God’s word of salvation therefore knows no additions that could be added by people on the basis of new life experiences. It remains limited to the once-given holy Scripture, interpreted by the Church’s teaching, from which alone the Catholic faith is sustained. 

 

How should Catholics interpret the “signs of the times”?

God does not give new theological messages to the Church by means of historical events or earthly needs. A Christian must observe world events and investigate the “signs of the times.” But such observations are made only to interpret them in the light of the eternal Word of God. They are to draw attention to his definitive proclamation of the truth. But this actualization does not in any way mean that history as such becomes the mediator of revelation or salvation. It cannot. “Whether profane or Church history, their events do not in themselves bring us any increase in supernatural revelation; they remain ‘ambiguous’ and as if ‘in expectation,’ and they themselves must be illuminated for us by the light that comes from the Gospel” — as the great theologian Henri de Lubac wrote (The Sources of Revelation, German: Einsiedeln 2001, 147f.). 

 

Has the “Synodal Path” made any progress in that regard?

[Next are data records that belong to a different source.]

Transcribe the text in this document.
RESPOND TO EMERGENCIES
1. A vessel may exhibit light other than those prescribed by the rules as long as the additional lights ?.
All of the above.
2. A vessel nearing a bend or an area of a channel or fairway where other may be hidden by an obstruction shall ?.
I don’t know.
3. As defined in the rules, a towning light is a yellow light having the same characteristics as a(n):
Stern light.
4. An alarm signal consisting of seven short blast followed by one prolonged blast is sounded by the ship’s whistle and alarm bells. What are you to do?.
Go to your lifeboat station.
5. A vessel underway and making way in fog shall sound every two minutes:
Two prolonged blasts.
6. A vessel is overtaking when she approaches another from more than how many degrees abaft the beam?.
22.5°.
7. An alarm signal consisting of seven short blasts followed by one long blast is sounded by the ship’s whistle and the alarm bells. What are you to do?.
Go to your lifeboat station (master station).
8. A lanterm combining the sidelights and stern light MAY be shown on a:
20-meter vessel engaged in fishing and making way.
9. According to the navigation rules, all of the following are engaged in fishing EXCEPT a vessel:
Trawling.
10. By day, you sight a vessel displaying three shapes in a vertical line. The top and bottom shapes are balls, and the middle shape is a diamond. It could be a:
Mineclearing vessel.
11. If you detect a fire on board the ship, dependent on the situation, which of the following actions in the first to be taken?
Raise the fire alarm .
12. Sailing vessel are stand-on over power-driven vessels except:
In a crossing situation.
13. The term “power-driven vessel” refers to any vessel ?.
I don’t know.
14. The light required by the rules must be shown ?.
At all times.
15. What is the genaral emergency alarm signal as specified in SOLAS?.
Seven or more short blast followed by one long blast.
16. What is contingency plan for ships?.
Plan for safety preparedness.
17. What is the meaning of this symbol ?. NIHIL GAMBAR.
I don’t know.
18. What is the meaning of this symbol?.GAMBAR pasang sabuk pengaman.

Obviously, the “Synodal Path” has not yet made any progress toward God as the Redeemer of evil and sin. Sociological-structural improvements seem to be sufficient for a new beginning of the Church. The Savior himself, and his work of salvation, remain unnamed, because they are not considered. Unfortunately, in the midst of the Church, “God-forgetfulness” is blatant, which Joseph Ratzinger/Pope Benedict has been lamenting about for years. 

The Vatican can only respond to such secularization of divine revelation and Church doctrine with unsparing clarity. Its warnings issued so far have been mostly limited to remaining within the perspective of the “path.” Thus they have been mainly based on the pastoral practices that it develops. These interventions have certainly already had an effect. But only the alarm call that Pope Emeritus Benedict XVI issuedwhen he thought of Catholics in Germany in 2019 is of help in the context of this sad path of disorientation. Pope Benedict does not think much of trying to cure only symptoms of decline. He questions the intellectual, historical and theological causes of the misery that is eroding churches. Thanks to his sound theological knowledge and his alert situational view of society, he offers salutary warnings and shares pastoral solutions. And finally, he brings all his varied reflections to a very simple point that cannot be emphasized loud enough today: “Only obedience and love for our Lord Jesus Christ can point the right way. ... Our being not redeemed is a consequence of our inability to love God. Learning to love God is therefore the path of human redemption.”

This interview was translated from the original German.